DeepSeek gathers an extensive range of user information, categorized as follows:
1. Information You Provide
- Profile details (name, date of birth, email, phone number, password)
- Chat content, including text, audio, and uploaded files
- Communication data (customer support inquiries, proof of identity)
2. Automatically Collected Information
- IP address, device identifier, cookies, and network activity
- Device model, OS, keystroke patterns, system language, and diagnostics
- User activity, such as features used within the app
3. Data from External Sources
- Linked accounts like Google or Apple logins
- Advertising partners sharing purchase history and user interactions
Keystroke Monitoring: A Red Flag?
One particularly alarming aspect of DeepSeek’s privacy policy is its collection of “keystroke patterns or rhythms.” While not uncommon (TikTok also collects similar data), the practice raises concerns about biometric profiling.
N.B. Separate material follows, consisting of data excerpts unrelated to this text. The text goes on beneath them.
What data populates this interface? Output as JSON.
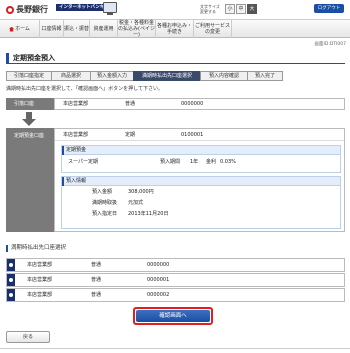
{
  "header": {
    "bank_name": "長野銀行",
    "service_name": "インターネットバンキング",
    "font_size_label": "文字サイズ 変更する",
    "font_small": "小",
    "font_medium": "中",
    "font_large": "大",
    "logout_label": "ログアウト"
  },
  "nav": {
    "home": "ホーム",
    "items": [
      "口座情報",
      "振込・振替",
      "資産運用",
      "税金・各種料金の払込み(ペイジー)",
      "各種お申込み・手続き",
      "ご利用サービスの変更"
    ]
  },
  "screen_id": "画面ID:DTI007",
  "page_title": "定期預金預入",
  "steps": [
    "引落口座指定",
    "商品選択",
    "預入金額入力",
    "満期時払出先口座選択",
    "預入内容確認",
    "預入完了"
  ],
  "active_step_index": 3,
  "instruction": "満期時払出先口座を選択して、「確認画面へ」ボタンを押して下さい。",
  "debit": {
    "label": "引落口座",
    "branch": "本店営業部",
    "type": "普通",
    "number": "0000000"
  },
  "credit": {
    "label": "定期預金口座",
    "branch": "本店営業部",
    "type": "定期",
    "number": "0100001",
    "deposit_section_title": "定期預金",
    "product_name": "スーパー定期",
    "period_label": "預入期間",
    "period_value": "1年",
    "rate_label": "金利",
    "rate_value": "0.03%",
    "info_section_title": "預入情報",
    "amount_label": "預入金額",
    "amount_value": "308,000円",
    "maturity_label": "満期時取扱",
    "maturity_value": "元加式",
    "date_label": "預入指定日",
    "date_value": "2013年11月20日"
  },
  "destination": {
    "title": "満期時払出先口座選択",
    "accounts": [
      {
        "branch": "本店営業部",
        "type": "普通",
        "number": "0000000"
      },
      {
        "branch": "本店営業部",
        "type": "普通",
        "number": "0000001"
      },
      {
        "branch": "本店営業部",
        "type": "普通",
        "number": "0000002"
      }
    ]
  },
  "buttons": {
    "confirm": "確認画面へ",
    "back": "戻る"
  }
}
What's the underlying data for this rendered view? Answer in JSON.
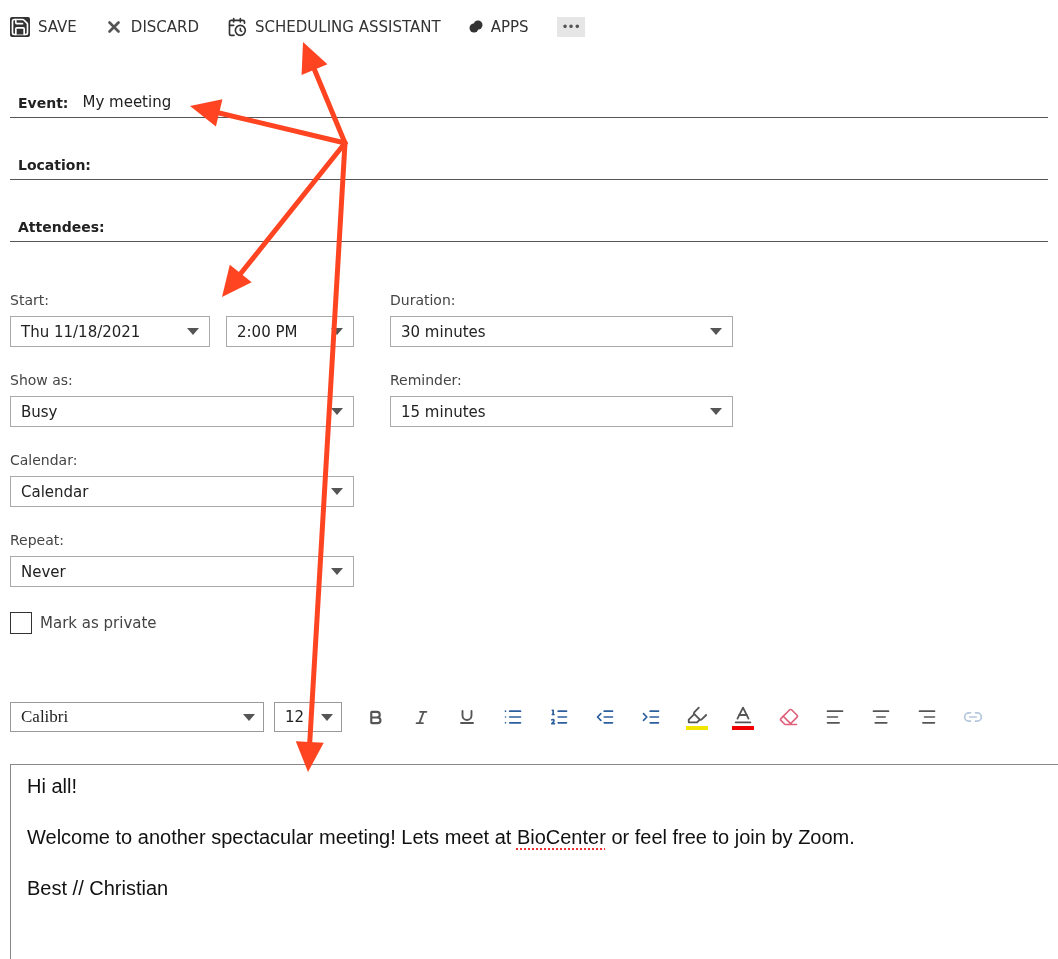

TikTok has claimed this data is used to differentiate users rather than log specific key inputs. However, with DeepSeek’s data stored in China, there are broader implications. China’s cybersecurity laws require tech firms to cooperate with national intelligence efforts, fueling fears of data misuse and potential propaganda control—especially since DeepSeek blocks inquiries about sensitive topics like the 1989 Tiananmen Square massacre.
Nicky Watson, co-founder of Syrenis, warns that biometric data is uniquely vulnerable, as it cannot be changed like passwords in case of a security breach. Risks include identity theft, fraud, and unauthorized surveillance.
How DeepSeek Uses Your Data
DeepSeek’s privacy policy states that collected data is used for:
- Personalizing user experiences and advertisements
- Service updates and security improvements
- Compliance with legal obligations and “public interest” actions
- Data sharing with its corporate affiliates and law enforcement
Cybersecurity experts stress that data storage in China raises significant concerns. WIRED’s investigation found that DeepSeek transmits data to major Chinese firms, including Baidu and Volces, and may use user interactions to refine its AI models.
John Scott-Railton, a senior researcher at the Citizen Lab, warns that users should recognize they are providing valuable data to companies, often without fully understanding how it is used.
Why Should You Be Concerned?
Data privacy often takes a backseat in the excitement of new technology, but with AI models increasingly reliant on user data, risks are mounting. DeepSeek operates under Chinese cybersecurity laws, which grant the government access to stored data. This, combined with the uncertainty of how AI models are trained, makes personal data more susceptible to misuse or exploitation.
Additionally, cyberattacks are a growing threat. Just recently, DeepSeek reported “large-scale malicious attacks,” prompting temporary registration restrictions. As AI systems advance, they also become prime targets for hackers, increasing the likelihood of data breaches.
How Can You Protect Your Data?
Cybersecurity experts recommend the following:
- Scrutinize privacy policies before using new AI tools
- Use encrypted communication services for sensitive discussions
- Limit personal information shared with AI chatbots
- Enable strong authentication measures and monitor account activity
However, experts argue that responsibility shouldn’t fall solely on users. F. Mario Trujillo of the Electronic Frontier Foundation stresses the need for strong, universal data privacy laws to protect users from unnecessary data collection and misuse.
Whether it’s DeepSeek, OpenAI, Meta, or TikTok, unregulated data practices pose a global privacy risk. Without stronger laws, users remain vulnerable to corporate overreach and government surveillance.